Dienstag, 26. November 2013

Wenn die Hosen auf Halbmast stehen

Anton hat wirklich alles versucht! Er ist klein, o-beinig, unauffällig ... das ist schon alles schlimm genug, aber dann auch noch Leistung bringen? Wie mühselig. 

Anton hat sich deshalb überlegt, möglichst unauffällig durch den Schulalltag zu rutschen. Dafür ist es natürlich praktisch, dass er so klein ist. Zudem fällt er selten durch hektische Armbewegungen auf, weil seine Hände quasi 23 Stunden am Tag in den Hosentaschen festgewachsen zu sein scheinen. Ob er sitzt, ob er steht, ob er etwas präsentiert ... seine Hände findet man in seinen beiden Hosentaschen. Manchmal wird es dabei dann schon schwierig, die üblichen Alltagsbewegungen, bei denen die Hände unabdingbar sind, in der einen Stunde unterzukriegen. Zum Glück ist seine Tante auf die verrückte Idee gekommen, ihm eine Schlafanzughose mit Hosentaschen zu nähen. Eigentlich findet Anton die Idee gar nicht so verrückt, irgendwie praktisch, dass er dadurch auch nachts die Hände dort verstecken kann. Nur - diese Schlafanzughose darf niemand sehen, Tante Regine hat nämlich ärgerlicherweise so einen geblümten Stoff für die Aufnäher benutzt, OmG (Oh, mein Gott [für Ahnungslose, die des Subdeutschen nicht mächtig sind]), na ja, es darf halt nie jemand sehen ... 

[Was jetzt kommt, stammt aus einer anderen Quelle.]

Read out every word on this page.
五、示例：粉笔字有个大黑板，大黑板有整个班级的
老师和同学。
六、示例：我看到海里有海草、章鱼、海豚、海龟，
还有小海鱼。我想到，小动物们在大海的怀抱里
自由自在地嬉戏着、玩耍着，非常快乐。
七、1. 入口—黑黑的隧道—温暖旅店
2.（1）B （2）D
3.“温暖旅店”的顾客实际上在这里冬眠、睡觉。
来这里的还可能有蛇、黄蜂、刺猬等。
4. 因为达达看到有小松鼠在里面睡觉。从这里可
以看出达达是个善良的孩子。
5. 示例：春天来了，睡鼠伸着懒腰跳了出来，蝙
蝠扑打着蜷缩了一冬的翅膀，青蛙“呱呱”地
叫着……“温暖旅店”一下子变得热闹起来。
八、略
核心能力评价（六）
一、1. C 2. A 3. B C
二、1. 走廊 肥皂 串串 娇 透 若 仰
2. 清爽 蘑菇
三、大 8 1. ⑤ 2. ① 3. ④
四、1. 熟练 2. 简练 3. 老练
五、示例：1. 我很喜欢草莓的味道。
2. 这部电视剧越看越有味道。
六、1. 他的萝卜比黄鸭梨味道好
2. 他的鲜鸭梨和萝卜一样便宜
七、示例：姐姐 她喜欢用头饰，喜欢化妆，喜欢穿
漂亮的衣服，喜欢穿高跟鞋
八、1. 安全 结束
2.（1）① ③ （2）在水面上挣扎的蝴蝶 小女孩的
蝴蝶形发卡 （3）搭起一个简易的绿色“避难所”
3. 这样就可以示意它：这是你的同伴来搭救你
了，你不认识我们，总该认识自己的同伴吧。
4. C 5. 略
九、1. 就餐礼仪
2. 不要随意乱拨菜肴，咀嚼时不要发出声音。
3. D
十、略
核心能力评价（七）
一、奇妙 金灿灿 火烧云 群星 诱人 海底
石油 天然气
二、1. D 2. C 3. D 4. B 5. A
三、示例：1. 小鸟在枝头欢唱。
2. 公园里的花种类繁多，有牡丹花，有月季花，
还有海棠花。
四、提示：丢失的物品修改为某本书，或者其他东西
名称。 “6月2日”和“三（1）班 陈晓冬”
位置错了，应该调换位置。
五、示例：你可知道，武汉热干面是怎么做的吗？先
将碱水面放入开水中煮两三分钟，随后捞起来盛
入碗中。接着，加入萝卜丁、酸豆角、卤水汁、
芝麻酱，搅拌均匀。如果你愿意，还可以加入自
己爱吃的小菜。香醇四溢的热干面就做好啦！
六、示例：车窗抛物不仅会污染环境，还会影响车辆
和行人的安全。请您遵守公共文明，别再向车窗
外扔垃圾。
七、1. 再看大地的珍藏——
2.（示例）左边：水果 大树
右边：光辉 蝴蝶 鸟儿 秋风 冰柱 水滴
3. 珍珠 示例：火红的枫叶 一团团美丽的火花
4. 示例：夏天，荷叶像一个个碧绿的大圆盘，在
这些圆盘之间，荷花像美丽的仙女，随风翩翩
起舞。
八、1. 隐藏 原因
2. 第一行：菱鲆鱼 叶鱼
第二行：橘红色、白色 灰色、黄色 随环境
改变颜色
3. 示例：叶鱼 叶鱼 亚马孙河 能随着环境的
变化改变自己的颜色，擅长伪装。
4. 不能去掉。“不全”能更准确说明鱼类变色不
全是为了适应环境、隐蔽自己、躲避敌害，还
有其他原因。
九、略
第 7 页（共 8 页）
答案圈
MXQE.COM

Aber zurück zur Unauffälligkeit. Also, Anton hat sich vorgenommen, nicht aufzufallen. Das gelingt ihm auch in den meisten Fächern und Situationen. Leider aber war er nicht clever genug, den Putzdienst zu erledigen - und das fiel auf: Minuspunkt!

Und - er hatte sich so schön gedacht, nicht aufzufallen, wenn er einfach während der Mittagspause das Gelände verlässt und sich was zu Essen an der Bude am Bahnhof holt. Doch - wieder dumm gelaufen, denn er wurde gesehen! Natürlich ist sein Klassenlehrer Herr Krüger wieder über alles informiert und spricht ihn an - wie nervig. Na ja, mal sehen, was der Krüger zu sagen hat. Anton hört sich das eine Weile an, erklärt Herrn Krüger dann noch, dass es eigentlich positiv war, etwas zu Essen zu kaufen, weil er sich so - mit vollem Magen - besser konzentrieren könne ... von wegen!? Anton lässt eine Weile Herrn Krüger reden, bis er beschließt, einfach zu gehen. "Herr Krüger redet noch? Egal - ich geh einfach", denkt er sich, schiebt die Hände, die er für das Gespräch überflüssigerweise aus den Hosentaschen nehmen musste, wieder tief in selbige und verzieht sich in seine Ecke. Ach so: "Herr Krüger, ist ja gut jetzt, ich hab keine Lust mehr auf ihr Gelaber ..."

SCHEISSE - Nachsitzen!

Montag, 25. November 2013

Spielball

Herr Krüger ist ja nun wirklich ein leidgeprüfter Mann. Als Klassenlehrer zählt er sich auch nach drei Jahren Erfahrung mit seiner Klasse immer noch nicht zu den Bauern, die nach dieser langen Zeit der Bemühungen, Strapazen und Unzulänglichkeiten dann letztlich doch irgendwann einmal Früchte ernten können - leider. 

Er hat gekämpft, sich um Transparenz, Fairness und Entgegenkommen bemüht, aber nein. Gnadenlos sträuben sich die Schülerinnen und Schüler gegen jedwede seiner Bemühungen. Eigentlich ist es noch mehr. Nicht nur, dass die Schüler sich nicht an seine Anordnungen halten, immer häufiger und immer mehr Schülerinnen und Schüler erklären ihm, wie er es richtig macht, welche Optionen er noch hat. Sie verbessern ihn, weisen auf jeden seiner Fehler hin, sei es pädagogischer Art, wenn er doch problemlos die Schüler hätte nach Hause gehen lassen können, oder auch in Sachen Orthografie oder Interpunktion. Er wird hin- und hergeschubst wie ein Spielball, das Blaue wird vom Himmel runtergelogen, Hauptsache, die Kids bekommen ihren Willen, ihr Handy oder ihre Freizeit.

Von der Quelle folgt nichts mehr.